Southeastern Rock, Harrison Shull. Asheville, NC: Harrison Shull, 2003. 144 pages, 250 photographs. Hardcover. $39.95.

Having accidentally tucked this book in the seat pocket of my van, I carried it around with me on a road trip for several months. Everywhere I went, anyone who had a chance to flip through its pages was instantly intrigued by the obvious climbing potential of the Southeastern states. As my friends looked at the photos they made comments like “Oh my god, where is that? Have you been there? Wow, this makes me want to go there.”

I knew from personal experience that the South is host to world-class climbing, and to every genre of climbing one could want—from granite splitter cracks, to sandstone roofs, to Fontainbleau-esque bouldering. I had been, of course, to well-known areas such as the Red River Gorge, the Obed, the New River Gorge, and Tennessee Wall. I had even been to some of the lesser-known walls. But though I had spent six years of my life living there, Harrison Shull’s Southeastern Rock made me realize that I hadn’t even touched the climbing potential that was to be had.
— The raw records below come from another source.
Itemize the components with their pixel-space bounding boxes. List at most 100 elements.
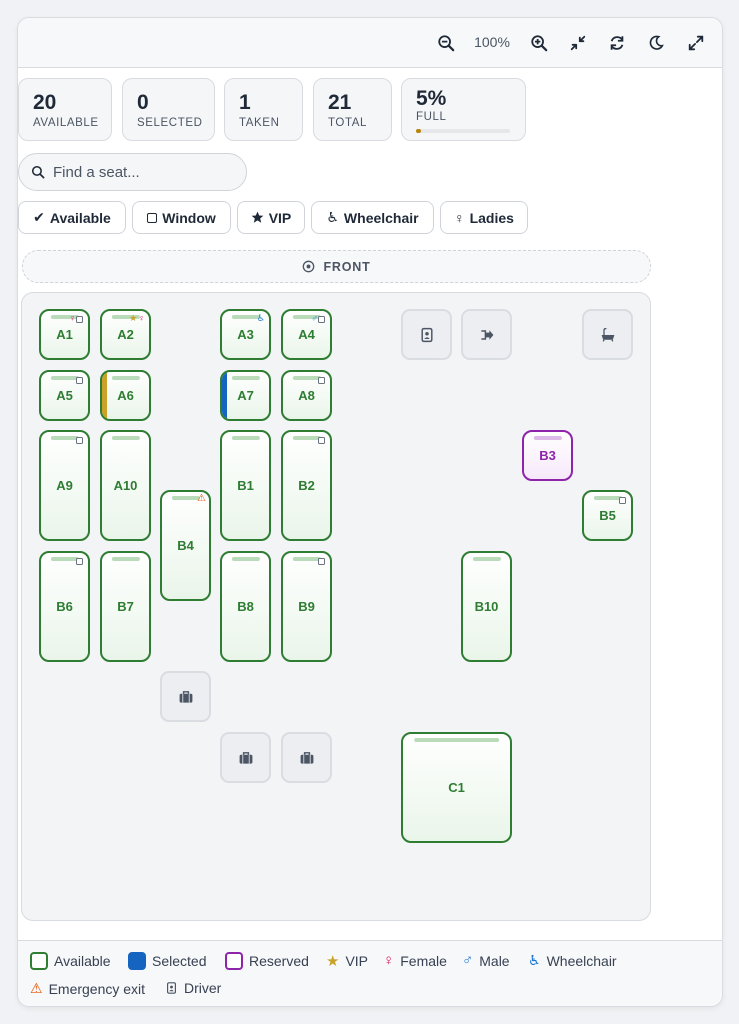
window-icon: [318, 437, 325, 444]
filter-ladies[interactable]: ♀ Ladies: [440, 201, 528, 234]
luggage-facility[interactable]: [160, 671, 211, 722]
luggage-icon: [179, 690, 192, 703]
seat-label: A3: [237, 327, 254, 342]
luggage-facility[interactable]: [220, 732, 271, 783]
seat-b8[interactable]: B8: [220, 551, 271, 662]
stat-taken-label: TAKEN: [239, 117, 280, 129]
seat-label: B2: [298, 478, 315, 493]
seat-label: A6: [117, 388, 134, 403]
stat-total-label: TOTAL: [328, 117, 367, 129]
female-icon: ♀: [454, 209, 465, 226]
legend-emergency: ⚠ Emergency exit: [30, 980, 145, 997]
steering-wheel-icon: [303, 260, 315, 273]
filter-wheelchair[interactable]: ♿ Wheelchair: [311, 201, 434, 234]
refresh-icon[interactable]: [605, 31, 629, 55]
luggage-icon: [239, 751, 252, 764]
stat-selected-label: SELECTED: [137, 117, 203, 129]
seat-b1[interactable]: B1: [220, 430, 271, 541]
seat-a3[interactable]: ♿ A3: [220, 309, 271, 360]
seat-search: [18, 153, 247, 191]
stat-available-label: AVAILABLE: [33, 117, 99, 129]
female-icon: ♀: [69, 313, 76, 323]
seat-b3[interactable]: B3: [522, 430, 573, 481]
legend-available: Available: [30, 952, 111, 970]
seat-label: A5: [56, 388, 73, 403]
seat-label: B4: [177, 538, 194, 553]
seat-label: B7: [117, 599, 134, 614]
driver-facility[interactable]: [401, 309, 452, 360]
stat-available-count: 20: [33, 91, 57, 114]
luggage-facility[interactable]: [281, 732, 332, 783]
legend-vip: ★ VIP: [326, 952, 368, 970]
exit-door-icon: [480, 329, 493, 340]
zoom-in-icon[interactable]: [527, 31, 551, 55]
seat-a2[interactable]: ★ ♀ A2: [100, 309, 151, 360]
accessible-stripe: [222, 372, 227, 419]
vip-star-icon: ★: [326, 953, 340, 970]
wheelchair-icon: ♿: [326, 209, 339, 225]
wheelchair-icon: ♿: [528, 952, 541, 968]
seat-a8[interactable]: A8: [281, 370, 332, 421]
luggage-icon: [300, 751, 313, 764]
window-icon: [76, 316, 83, 323]
front-indicator: FRONT: [22, 250, 651, 283]
seat-label: A2: [117, 327, 134, 342]
seat-b4[interactable]: ⚠ B4: [160, 490, 211, 601]
window-icon: [619, 497, 626, 504]
seat-a9[interactable]: A9: [39, 430, 90, 541]
window-icon: [76, 377, 83, 384]
seat-label: B10: [474, 599, 499, 614]
seat-label: A8: [298, 388, 315, 403]
legend-driver-label: Driver: [184, 980, 222, 996]
stat-full-label: FULL: [416, 111, 447, 123]
legend-reserved-label: Reserved: [249, 953, 309, 969]
seat-b10[interactable]: B10: [461, 551, 512, 662]
seat-label: A9: [56, 478, 73, 493]
bath-icon: [601, 327, 614, 342]
seat-b2[interactable]: B2: [281, 430, 332, 541]
zoom-out-icon[interactable]: [434, 31, 458, 55]
collapse-icon[interactable]: [566, 31, 590, 55]
seat-b5[interactable]: B5: [582, 490, 633, 541]
filter-wheelchair-label: Wheelchair: [343, 209, 419, 226]
seat-a5[interactable]: A5: [39, 370, 90, 421]
legend-female-label: Female: [400, 952, 447, 969]
dark-mode-icon[interactable]: [644, 31, 668, 55]
seat-b6[interactable]: B6: [39, 551, 90, 662]
seat-label: A1: [56, 327, 73, 342]
filter-ladies-label: Ladies: [469, 209, 514, 226]
seat-label: C1: [448, 780, 465, 795]
emergency-exit-icon: ⚠: [197, 493, 206, 504]
seat-label: A7: [237, 388, 254, 403]
seat-a10[interactable]: A10: [100, 430, 151, 541]
filter-vip[interactable]: VIP: [237, 201, 305, 234]
seat-label: B5: [599, 508, 616, 523]
stat-taken-count: 1: [239, 91, 251, 114]
seat-b7[interactable]: B7: [100, 551, 151, 662]
window-icon: [318, 316, 325, 323]
legend-driver: Driver: [165, 980, 221, 996]
stat-total-count: 21: [328, 91, 352, 114]
seat-a1[interactable]: ♀ A1: [39, 309, 90, 360]
window-icon: [76, 558, 83, 565]
filter-available[interactable]: ✔ Available: [18, 201, 126, 234]
door-exit-facility[interactable]: [461, 309, 512, 360]
filter-window[interactable]: Window: [132, 201, 231, 234]
seat-a7[interactable]: A7: [220, 370, 271, 421]
window-icon: [147, 212, 158, 223]
seat-b9[interactable]: B9: [281, 551, 332, 662]
stat-full-percent: 5%: [416, 87, 447, 110]
seat-a6[interactable]: A6: [100, 370, 151, 421]
search-input[interactable]: [53, 163, 233, 181]
filter-available-label: Available: [49, 209, 111, 226]
toolbar: 100%: [18, 18, 722, 68]
filter-vip-label: VIP: [268, 209, 292, 226]
check-icon: ✔: [33, 209, 45, 225]
toilet-facility[interactable]: [582, 309, 633, 360]
seat-label: B6: [56, 599, 73, 614]
fullscreen-icon[interactable]: [684, 31, 708, 55]
seat-label: A4: [298, 327, 315, 342]
seat-c1[interactable]: C1: [401, 732, 512, 843]
legend-selected-label: Selected: [152, 953, 207, 969]
seat-a4[interactable]: ♂ A4: [281, 309, 332, 360]
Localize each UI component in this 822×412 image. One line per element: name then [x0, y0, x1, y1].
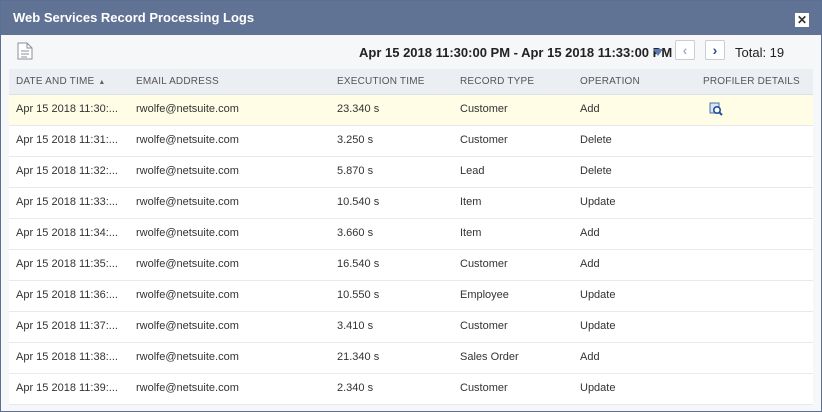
cell-record-type: Customer: [460, 134, 508, 146]
table-row[interactable]: Apr 15 2018 11:32:... rwolfe@netsuite.co…: [9, 157, 813, 188]
header-email-address[interactable]: EMAIL ADDRESS: [136, 76, 219, 87]
cell-date: Apr 15 2018 11:38:...: [16, 351, 118, 363]
cell-operation: Add: [580, 258, 600, 270]
cell-operation: Delete: [580, 165, 612, 177]
cell-operation: Add: [580, 227, 600, 239]
cell-email: rwolfe@netsuite.com: [136, 165, 239, 177]
table-header: DATE AND TIME ▲ EMAIL ADDRESS EXECUTION T…: [9, 69, 813, 95]
cell-record-type: Item: [460, 227, 482, 239]
table-row[interactable]: Apr 15 2018 11:35:... rwolfe@netsuite.co…: [9, 250, 813, 281]
cell-record-type: Customer: [460, 320, 508, 332]
table-row[interactable]: Apr 15 2018 11:33:... rwolfe@netsuite.co…: [9, 188, 813, 219]
cell-operation: Update: [580, 289, 616, 301]
previous-page-button[interactable]: ‹: [675, 40, 695, 60]
table-row[interactable]: Apr 15 2018 11:37:... rwolfe@netsuite.co…: [9, 312, 813, 343]
table-row[interactable]: Apr 15 2018 11:31:... rwolfe@netsuite.co…: [9, 126, 813, 157]
cell-email: rwolfe@netsuite.com: [136, 196, 239, 208]
cell-date: Apr 15 2018 11:36:...: [16, 289, 118, 301]
cell-operation: Update: [580, 196, 616, 208]
cell-date: Apr 15 2018 11:30:...: [16, 103, 118, 115]
cell-date: Apr 15 2018 11:32:...: [16, 165, 118, 177]
cell-operation: Update: [580, 320, 616, 332]
sort-ascending-icon: ▲: [98, 79, 106, 86]
cell-email: rwolfe@netsuite.com: [136, 103, 239, 115]
cell-operation: Update: [580, 382, 616, 394]
logs-table: DATE AND TIME ▲ EMAIL ADDRESS EXECUTION T…: [9, 69, 813, 405]
cell-record-type: Sales Order: [460, 351, 519, 363]
chevron-down-icon[interactable]: [653, 49, 663, 56]
cell-execution-time: 5.870 s: [337, 165, 374, 177]
cell-record-type: Customer: [460, 103, 508, 115]
close-button[interactable]: ✕: [795, 13, 809, 27]
cell-operation: Delete: [580, 134, 612, 146]
cell-date: Apr 15 2018 11:37:...: [16, 320, 118, 332]
cell-email: rwolfe@netsuite.com: [136, 258, 239, 270]
header-execution-time[interactable]: EXECUTION TIME: [337, 76, 425, 87]
header-operation[interactable]: OPERATION: [580, 76, 640, 87]
record-logs-dialog: Web Services Record Processing Logs ✕ Ap…: [0, 0, 822, 412]
cell-date: Apr 15 2018 11:35:...: [16, 258, 118, 270]
next-page-button[interactable]: ›: [705, 40, 725, 60]
profiler-magnifier-icon[interactable]: [709, 102, 723, 116]
cell-email: rwolfe@netsuite.com: [136, 320, 239, 332]
cell-execution-time: 10.540 s: [337, 196, 380, 208]
cell-execution-time: 23.340 s: [337, 103, 380, 115]
table-row[interactable]: Apr 15 2018 11:34:... rwolfe@netsuite.co…: [9, 219, 813, 250]
header-profiler-details[interactable]: PROFILER DETAILS: [703, 76, 800, 87]
date-range-selector[interactable]: Apr 15 2018 11:30:00 PM - Apr 15 2018 11…: [359, 45, 672, 60]
cell-date: Apr 15 2018 11:33:...: [16, 196, 118, 208]
table-row[interactable]: Apr 15 2018 11:36:... rwolfe@netsuite.co…: [9, 281, 813, 312]
dialog-title: Web Services Record Processing Logs: [13, 10, 255, 25]
cell-email: rwolfe@netsuite.com: [136, 227, 239, 239]
table-row[interactable]: Apr 15 2018 11:39:... rwolfe@netsuite.co…: [9, 374, 813, 405]
table-row[interactable]: Apr 15 2018 11:30:... rwolfe@netsuite.co…: [9, 95, 813, 126]
cell-record-type: Employee: [460, 289, 509, 301]
cell-execution-time: 3.660 s: [337, 227, 374, 239]
cell-record-type: Customer: [460, 258, 508, 270]
toolbar: Apr 15 2018 11:30:00 PM - Apr 15 2018 11…: [1, 35, 821, 69]
document-icon[interactable]: [17, 42, 33, 60]
cell-record-type: Item: [460, 196, 482, 208]
cell-email: rwolfe@netsuite.com: [136, 351, 239, 363]
cell-execution-time: 2.340 s: [337, 382, 374, 394]
cell-email: rwolfe@netsuite.com: [136, 382, 239, 394]
cell-execution-time: 16.540 s: [337, 258, 380, 270]
table-row[interactable]: Apr 15 2018 11:38:... rwolfe@netsuite.co…: [9, 343, 813, 374]
cell-execution-time: 3.250 s: [337, 134, 374, 146]
cell-email: rwolfe@netsuite.com: [136, 289, 239, 301]
dialog-titlebar: Web Services Record Processing Logs ✕: [1, 1, 821, 35]
cell-record-type: Customer: [460, 382, 508, 394]
cell-execution-time: 10.550 s: [337, 289, 380, 301]
cell-date: Apr 15 2018 11:31:...: [16, 134, 118, 146]
total-count: Total: 19: [735, 45, 785, 60]
cell-date: Apr 15 2018 11:34:...: [16, 227, 118, 239]
profiler-details-cell: [709, 102, 723, 119]
cell-execution-time: 3.410 s: [337, 320, 374, 332]
header-date-and-time[interactable]: DATE AND TIME ▲: [16, 76, 106, 87]
cell-operation: Add: [580, 103, 600, 115]
header-record-type[interactable]: RECORD TYPE: [460, 76, 534, 87]
cell-operation: Add: [580, 351, 600, 363]
cell-date: Apr 15 2018 11:39:...: [16, 382, 118, 394]
cell-record-type: Lead: [460, 165, 485, 177]
cell-email: rwolfe@netsuite.com: [136, 134, 239, 146]
cell-execution-time: 21.340 s: [337, 351, 380, 363]
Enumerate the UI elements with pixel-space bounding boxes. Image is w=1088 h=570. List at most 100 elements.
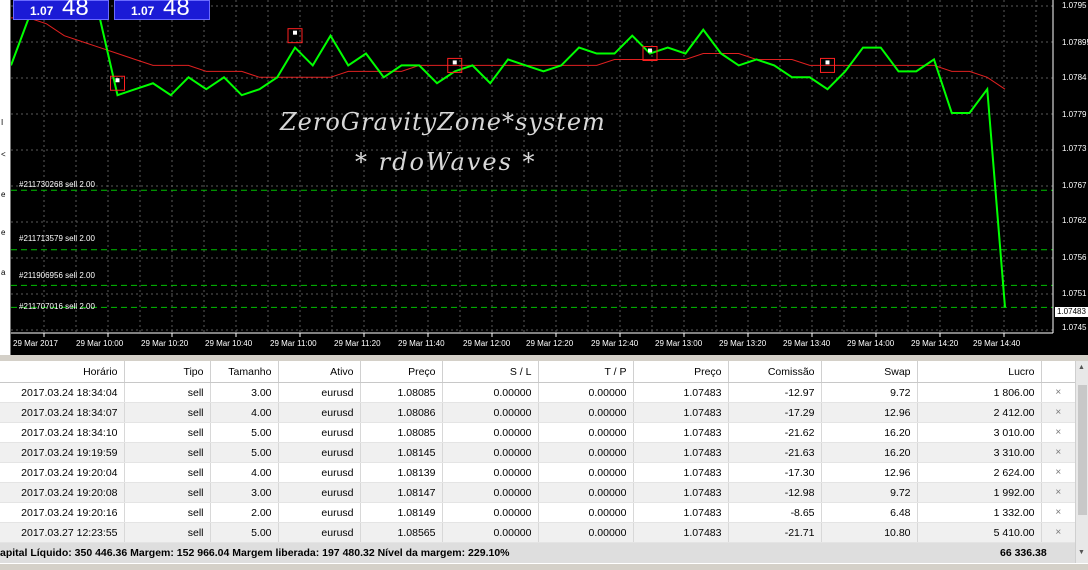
time-axis-label: 29 Mar 11:00 [270, 339, 317, 348]
col-horario[interactable]: Horário [0, 361, 125, 383]
bid-price-small: 1.07 [30, 4, 54, 18]
cell-swap: 16.20 [821, 422, 918, 443]
cell-comissao: -21.62 [728, 422, 822, 443]
bid-price-box[interactable]: 1.07 48 [13, 0, 109, 21]
account-summary: apital Líquido: 350 446.36 Margem: 152 9… [0, 547, 510, 559]
cell-lucro: 3 010.00 [917, 422, 1042, 443]
col-ativo[interactable]: Ativo [278, 361, 361, 383]
col-comissao[interactable]: Comissão [728, 361, 822, 383]
col-tp[interactable]: T / P [538, 361, 634, 383]
table-row[interactable]: 2017.03.24 18:34:07 sell 4.00 eurusd 1.08086… [0, 402, 1075, 423]
cell-tamanho: 4.00 [210, 462, 279, 483]
cell-preco-open: 1.08085 [360, 382, 443, 403]
cell-preco-open: 1.08145 [360, 442, 443, 463]
price-chart[interactable]: I < e e a 1.07 48 1.07 48 ZeroGravityZon… [0, 0, 1088, 355]
table-row[interactable]: 2017.03.24 18:34:04 sell 3.00 eurusd 1.08085… [0, 382, 1075, 403]
scroll-up-icon[interactable]: ▲ [1078, 364, 1085, 371]
time-axis-label: 29 Mar 14:40 [973, 339, 1021, 348]
price-axis-label: 1.0767 [1062, 181, 1087, 190]
cell-tamanho: 2.00 [210, 502, 279, 523]
close-order-icon[interactable]: × [1041, 442, 1075, 463]
cell-swap: 10.80 [821, 522, 918, 543]
close-order-icon[interactable]: × [1041, 382, 1075, 403]
signal-dot [293, 30, 297, 35]
cell-sl: 0.00000 [442, 402, 539, 423]
col-tamanho[interactable]: Tamanho [210, 361, 279, 383]
cell-swap: 12.96 [821, 462, 918, 483]
col-preco-open[interactable]: Preço [360, 361, 443, 383]
close-order-icon[interactable]: × [1041, 482, 1075, 503]
scrollbar-thumb[interactable] [1078, 385, 1087, 515]
cell-preco-current: 1.07483 [633, 382, 729, 403]
cell-comissao: -12.97 [728, 382, 822, 403]
time-axis-label: 29 Mar 12:00 [463, 339, 511, 348]
cell-preco-current: 1.07483 [633, 462, 729, 483]
orders-table: Horário Tipo Tamanho Ativo Preço S / L T… [0, 361, 1075, 543]
close-order-icon[interactable]: × [1041, 522, 1075, 543]
cell-tipo: sell [124, 442, 211, 463]
time-axis-label: 29 Mar 14:20 [911, 339, 959, 348]
col-swap[interactable]: Swap [821, 361, 918, 383]
cell-lucro: 2 412.00 [917, 402, 1042, 423]
price-axis-label: 1.0756 [1062, 253, 1087, 262]
table-row[interactable]: 2017.03.24 19:20:04 sell 4.00 eurusd 1.08139… [0, 462, 1075, 483]
close-order-icon[interactable]: × [1041, 502, 1075, 523]
cell-horario: 2017.03.24 19:20:08 [0, 482, 125, 503]
time-axis-label: 29 Mar 2017 [13, 339, 58, 348]
cell-preco-open: 1.08139 [360, 462, 443, 483]
cell-tipo: sell [124, 482, 211, 503]
price-axis-label: 1.0762 [1062, 216, 1087, 225]
col-close [1041, 361, 1075, 383]
cell-preco-open: 1.08565 [360, 522, 443, 543]
strip-mark-icon: < [1, 150, 6, 159]
price-axis-label: 1.0795 [1062, 1, 1087, 10]
cell-ativo: eurusd [278, 442, 361, 463]
cell-tipo: sell [124, 382, 211, 403]
left-scroll-strip[interactable]: I < e e a [0, 0, 11, 355]
price-axis-label: 1.07895 [1062, 38, 1088, 47]
table-scrollbar[interactable]: ▲ ▼ [1075, 361, 1088, 563]
cell-tipo: sell [124, 502, 211, 523]
cell-comissao: -8.65 [728, 502, 822, 523]
price-axis-label: 1.0745 [1062, 323, 1087, 332]
order-line-label[interactable]: #211713579 sell 2.00 [19, 234, 95, 243]
table-row[interactable]: 2017.03.24 19:20:08 sell 3.00 eurusd 1.08147… [0, 482, 1075, 503]
table-row[interactable]: 2017.03.24 19:19:59 sell 5.00 eurusd 1.08145… [0, 442, 1075, 463]
cell-preco-current: 1.07483 [633, 482, 729, 503]
cell-ativo: eurusd [278, 502, 361, 523]
cell-preco-current: 1.07483 [633, 422, 729, 443]
close-order-icon[interactable]: × [1041, 462, 1075, 483]
cell-lucro: 3 310.00 [917, 442, 1042, 463]
order-line-label[interactable]: #211707016 sell 2.00 [19, 302, 95, 311]
cell-tamanho: 3.00 [210, 482, 279, 503]
cell-swap: 12.96 [821, 402, 918, 423]
time-axis-label: 29 Mar 13:20 [719, 339, 767, 348]
table-row[interactable]: 2017.03.24 19:20:16 sell 2.00 eurusd 1.08149… [0, 502, 1075, 523]
col-preco-current[interactable]: Preço [633, 361, 729, 383]
col-tipo[interactable]: Tipo [124, 361, 211, 383]
price-axis-label: 1.0751 [1062, 289, 1087, 298]
table-row[interactable]: 2017.03.24 18:34:10 sell 5.00 eurusd 1.08085… [0, 422, 1075, 443]
cell-swap: 6.48 [821, 502, 918, 523]
cell-tamanho: 4.00 [210, 402, 279, 423]
cell-ativo: eurusd [278, 462, 361, 483]
col-sl[interactable]: S / L [442, 361, 539, 383]
cell-sl: 0.00000 [442, 482, 539, 503]
cell-tp: 0.00000 [538, 402, 634, 423]
scroll-down-icon[interactable]: ▼ [1078, 549, 1085, 556]
order-line-label[interactable]: #211730268 sell 2.00 [19, 180, 95, 189]
cell-preco-current: 1.07483 [633, 522, 729, 543]
ask-price-box[interactable]: 1.07 48 [114, 0, 210, 21]
watermark-line-2: * rdoWaves * [355, 148, 537, 176]
ask-price-small: 1.07 [131, 4, 155, 18]
col-lucro[interactable]: Lucro [917, 361, 1042, 383]
close-order-icon[interactable]: × [1041, 402, 1075, 423]
order-line-label[interactable]: #211906956 sell 2.00 [19, 271, 95, 280]
close-order-icon[interactable]: × [1041, 422, 1075, 443]
table-header: Horário Tipo Tamanho Ativo Preço S / L T… [0, 361, 1075, 383]
strip-mark-icon: e [1, 190, 6, 199]
signal-dot [115, 78, 120, 83]
strip-mark-icon: a [1, 268, 6, 277]
table-row[interactable]: 2017.03.27 12:23:55 sell 5.00 eurusd 1.08565… [0, 522, 1075, 543]
signal-dot [452, 60, 457, 65]
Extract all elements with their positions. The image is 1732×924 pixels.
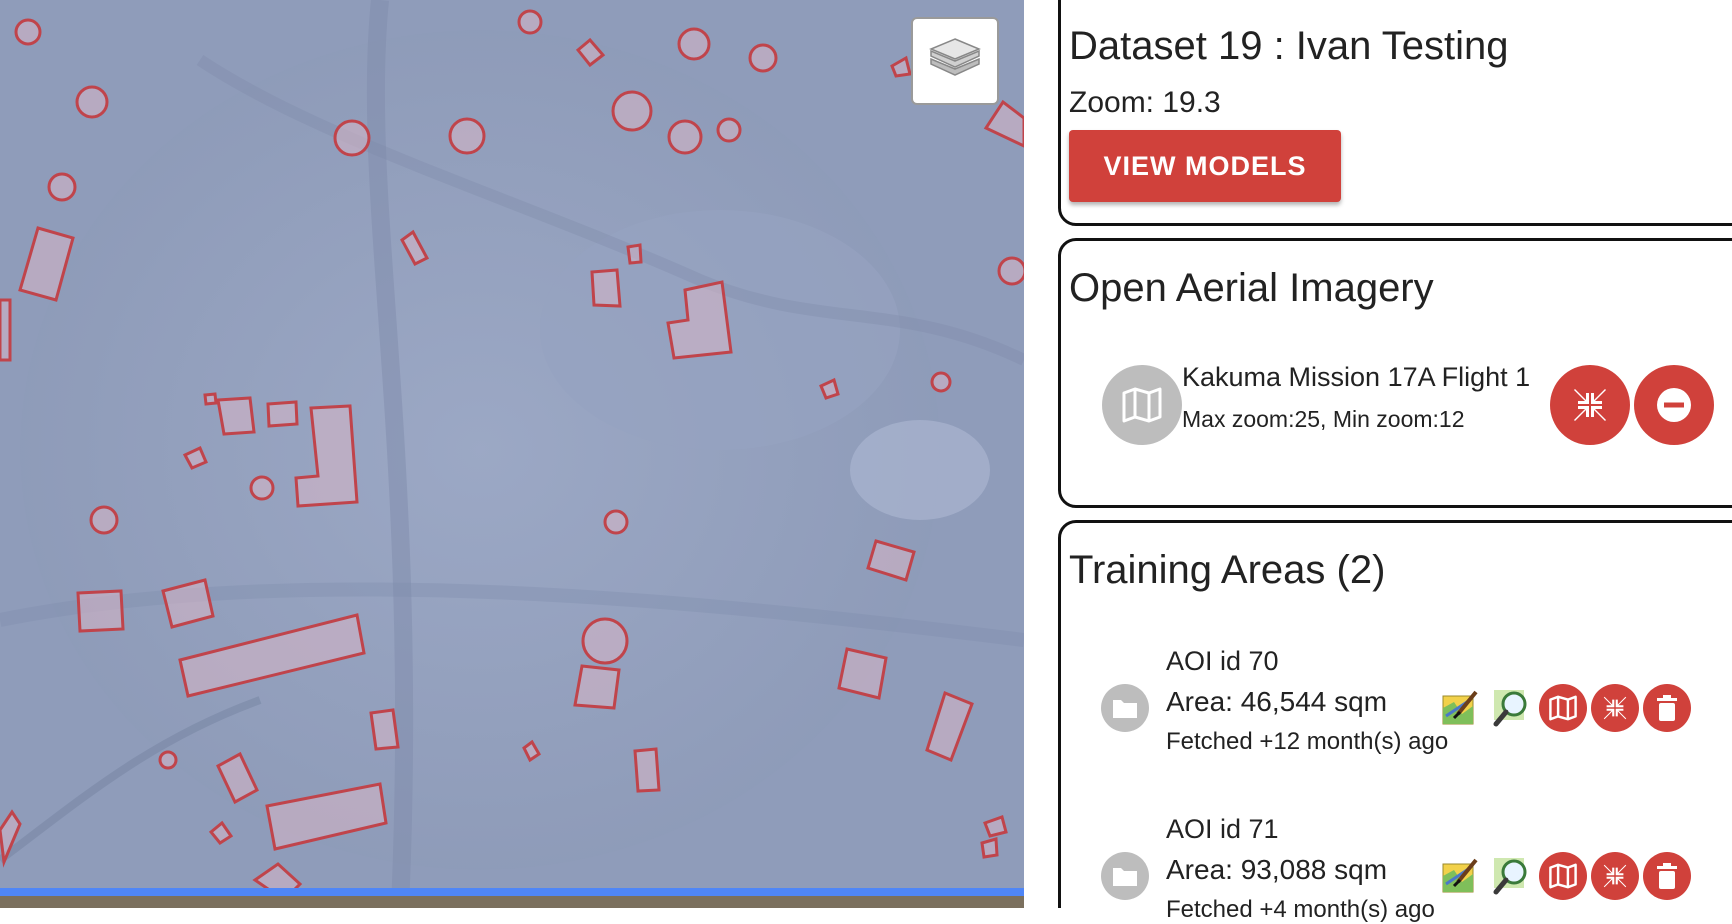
training-section-title: Training Areas (2) bbox=[1069, 548, 1386, 592]
josm-edit-icon[interactable] bbox=[1438, 854, 1482, 898]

I was astounded by the quality of some of the obscure areas featured in its pages-places that I had never heard of, but which had been literally “out my back door.”

The book covers 43 climbing areas spread across the 10 states that comprise the Southeast. Divided into chapters detailing every featured state, each includes an intro written by a seasoned local. The intros vary in style and form, but each includes a brief synopsis of the place, the climbing, and the people. After the intro, the reader gets snapshots, with page after page of brilliant photographs. There are moderate trad climbs, hard sport climbs, boulder problems, famous climbers, and unknown climbers. There are also blue skies, foliage thick with rhododendrons, fields covered with fall leaves, and local climbers’ hangouts.

There is great diversity in the South, not only of style of rock, but of culture. One thing remains constant: southerners are very proud of their home states, and of the rock therein. There are a few areas Harrison included in his book that seem to be a stretch to call world class, or even high quality. But I’m sure there are proud locals who are right now taking offense to an outsider who has the audacity, without even having climbed at these areas, to claim that the climbing could be less than the best!

In his preface, Shull says that this book is not comprehensive, but merely a sampling of Southeast climbing, a drop in the bucket. He ought to know: he spent nearly 10 years traveling, living, photographing, and climbing throughout the region in order to make his dream of a climber’s guide to the Southeast a reality.

Shull’s ability not only to get southern climbers to acquiesce to the creation of this book, but also to contribute to and participate in it, has resulted in a valuable addition to America’s rock climbing guidebooks. It’s a boon for southerners and anybody else who would like to explore the routes and rocks of this vast but little-recognized climbing region.